You're a dumb little girl and you don't know what you're talking about. Why don't you stop talking, dumb little girl?

Katie Pavlich previously reporter her story. I'm going to quote some of it, but you should probably read it all.

Amanda Collins is a young rape survivor. While in college in 2007, she was raped 50 feet away from the campus police department office at the University of Nevada-Reno and was lucky to get out alive. Her attacker was James Biela, a serial rapist who raped two other women and murdered another. He attacked her at gun point in a gun free zone. At the time of the attack, Collins was in possession of a concealed weapons permit but was not in possession of her firearm due to university policies prohibiting carrying concealed weapons on campus.

...

"I was legislated into being a victim," Collins said.

Well, that's a hell of a story, and a hell of an inconvenience for the Bullets-Don't-Work-On-Criminals crowd. Fortunately, Democratic State Senator Evi Hudak was there to propagate this theory:

"Well, I just want to say statistics are not on your side, even if you had had a gun. You said that you were a martial arts student, I mean person, experience in taekwondo, and yet because this individual was so large and was able to overcome you even with your skills, and chances are that if you had had a gun, then he would have been able to get than from you and possibly use it against you," Hudak said.

Collins responded by saying, "Respectfully Senator, you weren't there...I was there, I know without a doubt in my mind at some point I would have been able to stop my attack by using my firearm. He already had a weapon of his own, he didn't need mine."

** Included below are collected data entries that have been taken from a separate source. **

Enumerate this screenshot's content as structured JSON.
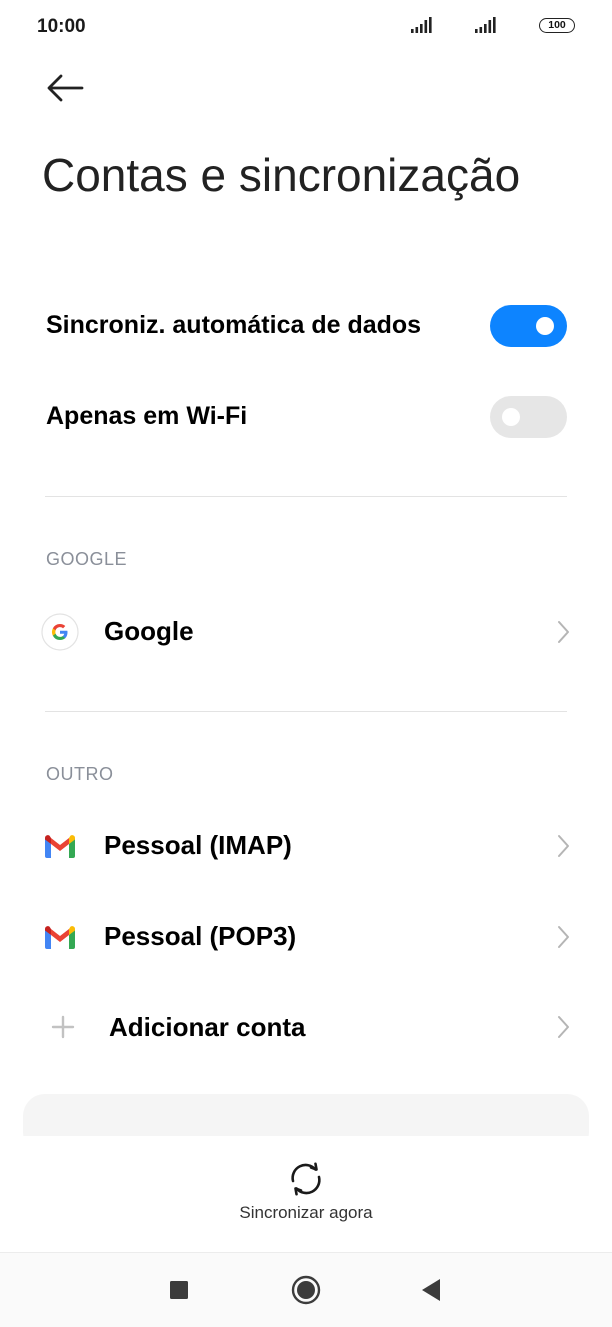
{
  "status_bar": {
    "time": "10:00",
    "battery": "100"
  },
  "header": {
    "title": "Contas e sincronização"
  },
  "settings": {
    "auto_sync": {
      "label": "Sincroniz. automática de dados",
      "enabled": true
    },
    "wifi_only": {
      "label": "Apenas em Wi-Fi",
      "enabled": false
    }
  },
  "sections": {
    "google": {
      "header": "GOOGLE",
      "accounts": [
        {
          "label": "Google",
          "icon": "google-icon"
        }
      ]
    },
    "other": {
      "header": "OUTRO",
      "accounts": [
        {
          "label": "Pessoal (IMAP)",
          "icon": "gmail-icon"
        },
        {
          "label": "Pessoal (POP3)",
          "icon": "gmail-icon"
        }
      ],
      "add_account": {
        "label": "Adicionar conta",
        "icon": "plus-icon"
      }
    }
  },
  "bottom_action": {
    "label": "Sincronizar agora",
    "icon": "sync-icon"
  },
  "nav": {
    "buttons": [
      "recents-icon",
      "home-icon",
      "back-triangle-icon"
    ]
  },
  "colors": {
    "accent": "#0d84ff",
    "toggle_off": "#e6e6e6",
    "section_header": "#8a8f99"
  }
}
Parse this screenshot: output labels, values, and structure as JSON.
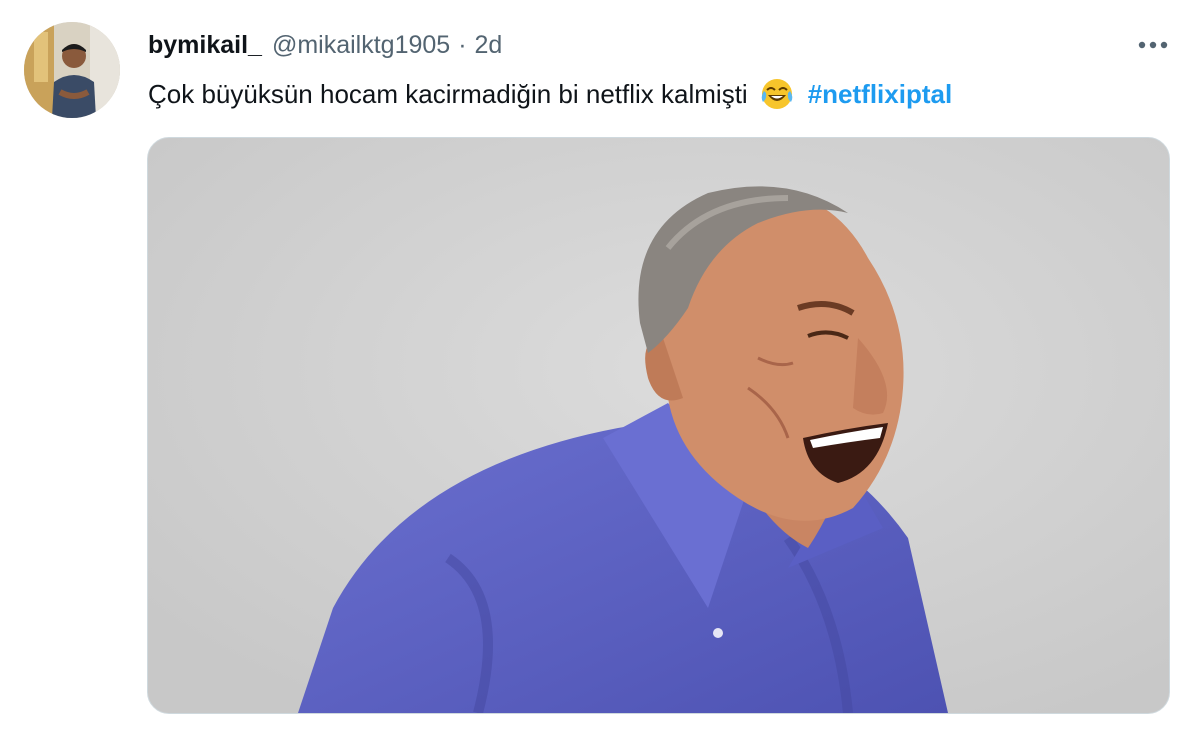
{
  "tweet": {
    "display_name": "bymikail_",
    "handle": "@mikailktg1905",
    "separator": "·",
    "time": "2d",
    "text": "Çok büyüksün hocam kacirmadiğin bi netflix kalmişti",
    "emoji": "face-with-tears-of-joy",
    "hashtag": "#netflixiptal"
  },
  "colors": {
    "text": "#0f1419",
    "secondary": "#536471",
    "link": "#1d9bf0",
    "shirt": "#5f64c4"
  },
  "icons": {
    "more": "more-horizontal-icon"
  }
}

Ms. Hudak probably doesn't know what "semi-automatic" means, given that she seems unclear that a gun a projectile weapon usable at range. She seems to not understand the rapist was interested in a live girl, not a dead body, and that Collins, however, would have been quite interested in a dead rapist. As rape must be conducted at touching distance, but shooting can occur at touching distance to hundreds of yards away, I'm a bit flabbergasted by this notion that a rapist would obviously just take a gun away from a woman.

Is he going to deflect bullets with his Sith hands, too?

Dana Loesch notes that guns are used 2.1 million times a year to defend against crime, and 10% of those cases -- 210,000 per year -- are cases of women defending themselves against sexual assault.

Allah takes Hudak's "statistics" argument for what it is: A simple statement that some women are just going to have to be raped -- 210,000 women per year will have take one for the team -- for the Greater Good of disarmament.